Healthy wildlife populations: provide water data and develop water prediction capacity to support informed and effective wildlife management interventions. This will also support SDG 15 Life on land.
Clean drinking water: making water quantity information available to support interventions that may be required to preserve or restore the quality of water in communities impacted by water pollution. This will also support SDG 3 Good health and well-being and SDG 6 Clean water and sanitation.
Sustainable food: provide water data and enable the water quantity prediction systems to better understand the water cycle including flood and drought to support the sustainable management of Canada’s agricultural sector. This will also support the SDG 2 Zero hunger.
Connecting Canadians with nature: support safe enjoyment of outdoor activities by ensuring that water quantity data continues to be available to the public. This will also support SDG 11 Sustainable cities and communities.

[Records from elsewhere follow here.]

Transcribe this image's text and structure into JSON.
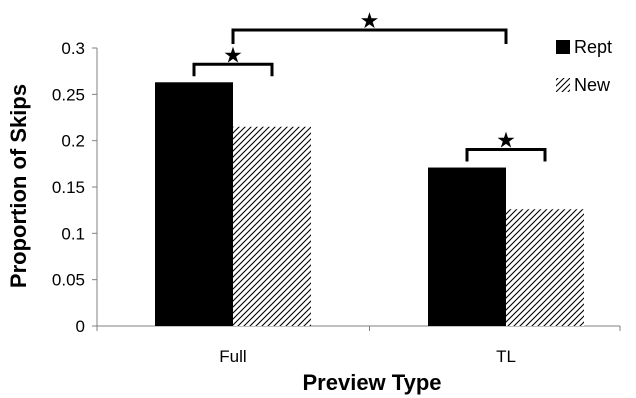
{
  "chart_data": {
    "type": "bar",
    "title": "",
    "xlabel": "Preview Type",
    "ylabel": "Proportion of Skips",
    "categories": [
      "Full",
      "TL"
    ],
    "series": [
      {
        "name": "Rept",
        "values": [
          0.263,
          0.171
        ],
        "fill": "solid",
        "color": "#000000"
      },
      {
        "name": "New",
        "values": [
          0.215,
          0.126
        ],
        "fill": "hatched",
        "color": "#000000"
      }
    ],
    "ylim": [
      0,
      0.3
    ],
    "yticks": [
      0,
      0.05,
      0.1,
      0.15,
      0.2,
      0.25,
      0.3
    ],
    "ytick_labels": [
      "0",
      "0.05",
      "0.1",
      "0.15",
      "0.2",
      "0.25",
      "0.3"
    ],
    "grid": false,
    "legend_position": "top-right",
    "significance_markers": [
      {
        "between": [
          "Full:Rept",
          "Full:New"
        ],
        "symbol": "★"
      },
      {
        "between": [
          "TL:Rept",
          "TL:New"
        ],
        "symbol": "★"
      },
      {
        "between": [
          "Full",
          "TL"
        ],
        "symbol": "★"
      }
    ]
  }
}
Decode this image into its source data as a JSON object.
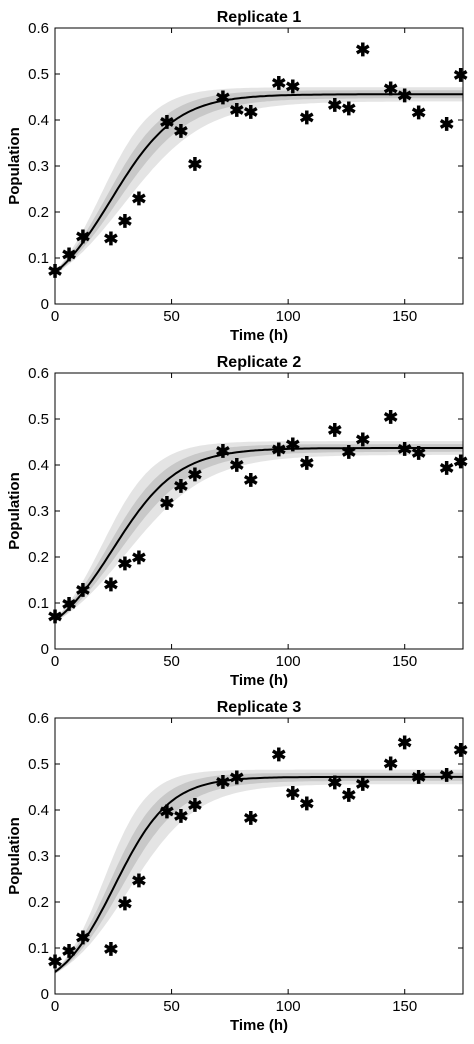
{
  "chart_data": [
    {
      "type": "line",
      "title": "Replicate 1",
      "xlabel": "Time (h)",
      "ylabel": "Population",
      "xlim": [
        0,
        175
      ],
      "ylim": [
        0,
        0.6
      ],
      "xticks": [
        0,
        50,
        100,
        150
      ],
      "yticks": [
        0,
        0.1,
        0.2,
        0.3,
        0.4,
        0.5,
        0.6
      ],
      "grid": false,
      "fit_model": {
        "y0": 0.068,
        "K": 0.456,
        "r": 0.072
      },
      "band_colors": {
        "outer": "#e4e4e4",
        "inner": "#c8c8c8",
        "line": "#000000"
      },
      "series": [
        {
          "marker": "asterisk",
          "x": [
            0,
            6,
            12,
            24,
            30,
            36,
            48,
            54,
            60,
            72,
            78,
            84,
            96,
            102,
            108,
            120,
            126,
            132,
            144,
            150,
            156,
            168,
            174
          ],
          "y": [
            0.071,
            0.107,
            0.146,
            0.141,
            0.179,
            0.228,
            0.395,
            0.375,
            0.303,
            0.448,
            0.421,
            0.416,
            0.479,
            0.472,
            0.404,
            0.432,
            0.424,
            0.552,
            0.467,
            0.452,
            0.415,
            0.39,
            0.497
          ]
        }
      ]
    },
    {
      "type": "line",
      "title": "Replicate 2",
      "xlabel": "Time (h)",
      "ylabel": "Population",
      "xlim": [
        0,
        175
      ],
      "ylim": [
        0,
        0.6
      ],
      "xticks": [
        0,
        50,
        100,
        150
      ],
      "yticks": [
        0,
        0.1,
        0.2,
        0.3,
        0.4,
        0.5,
        0.6
      ],
      "grid": false,
      "fit_model": {
        "y0": 0.062,
        "K": 0.437,
        "r": 0.072
      },
      "band_colors": {
        "outer": "#e4e4e4",
        "inner": "#c8c8c8",
        "line": "#000000"
      },
      "series": [
        {
          "marker": "asterisk",
          "x": [
            0,
            6,
            12,
            24,
            30,
            36,
            48,
            54,
            60,
            72,
            78,
            84,
            96,
            102,
            108,
            120,
            126,
            132,
            144,
            150,
            156,
            168,
            174
          ],
          "y": [
            0.07,
            0.097,
            0.127,
            0.139,
            0.185,
            0.198,
            0.316,
            0.353,
            0.378,
            0.429,
            0.399,
            0.366,
            0.433,
            0.444,
            0.403,
            0.475,
            0.427,
            0.454,
            0.503,
            0.434,
            0.425,
            0.392,
            0.406
          ]
        }
      ]
    },
    {
      "type": "line",
      "title": "Replicate 3",
      "xlabel": "Time (h)",
      "ylabel": "Population",
      "xlim": [
        0,
        175
      ],
      "ylim": [
        0,
        0.6
      ],
      "xticks": [
        0,
        50,
        100,
        150
      ],
      "yticks": [
        0,
        0.1,
        0.2,
        0.3,
        0.4,
        0.5,
        0.6
      ],
      "grid": false,
      "fit_model": {
        "y0": 0.048,
        "K": 0.472,
        "r": 0.085
      },
      "band_colors": {
        "outer": "#e4e4e4",
        "inner": "#c8c8c8",
        "line": "#000000"
      },
      "series": [
        {
          "marker": "asterisk",
          "x": [
            0,
            6,
            12,
            24,
            30,
            36,
            48,
            54,
            60,
            72,
            78,
            84,
            96,
            102,
            108,
            120,
            126,
            132,
            144,
            150,
            156,
            168,
            174
          ],
          "y": [
            0.07,
            0.092,
            0.122,
            0.097,
            0.196,
            0.246,
            0.396,
            0.386,
            0.41,
            0.46,
            0.47,
            0.381,
            0.52,
            0.436,
            0.413,
            0.459,
            0.432,
            0.455,
            0.5,
            0.546,
            0.471,
            0.475,
            0.529
          ]
        }
      ]
    }
  ]
}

Safe and healthy communities: ensure that water quantity information continues to be available to support water management decisions for the well-being of Canada’s communities. This will also support SDG 11 Sustainable cities and communities
Canada's water resources are important for:
- a diverse and complex natural ecosystem
- many water-dependent economic sectors and activities
The changing climate will intensify weather extremes leading to water variability across the country. For example, increased severity of heatwaves will lead to droughts, while more intense rainfall will increase urban flood risks. This change in availability and distribution of water is having effects on economic sustainability, public safety and national security. This can be through:
- the ability to grow crops
- produce power
- protect communities from floods and wildfires
Water-related disasters have a direct impact on:
- the environment
- economy prosperity
Protecting Canada's water resource starts with the following:
- knowing where the water is
- where the water is going
- predicting how the water may behave
- using knowledge to inform water management decisions
Stakeholders and Canadians need to have access to timely and reliable water quantity and distribution information for decision-making. Monitoring and reporting on the progress of this program, and its contributions to SDGs and FSDS goals will be conducted through existing mechanisms and reports.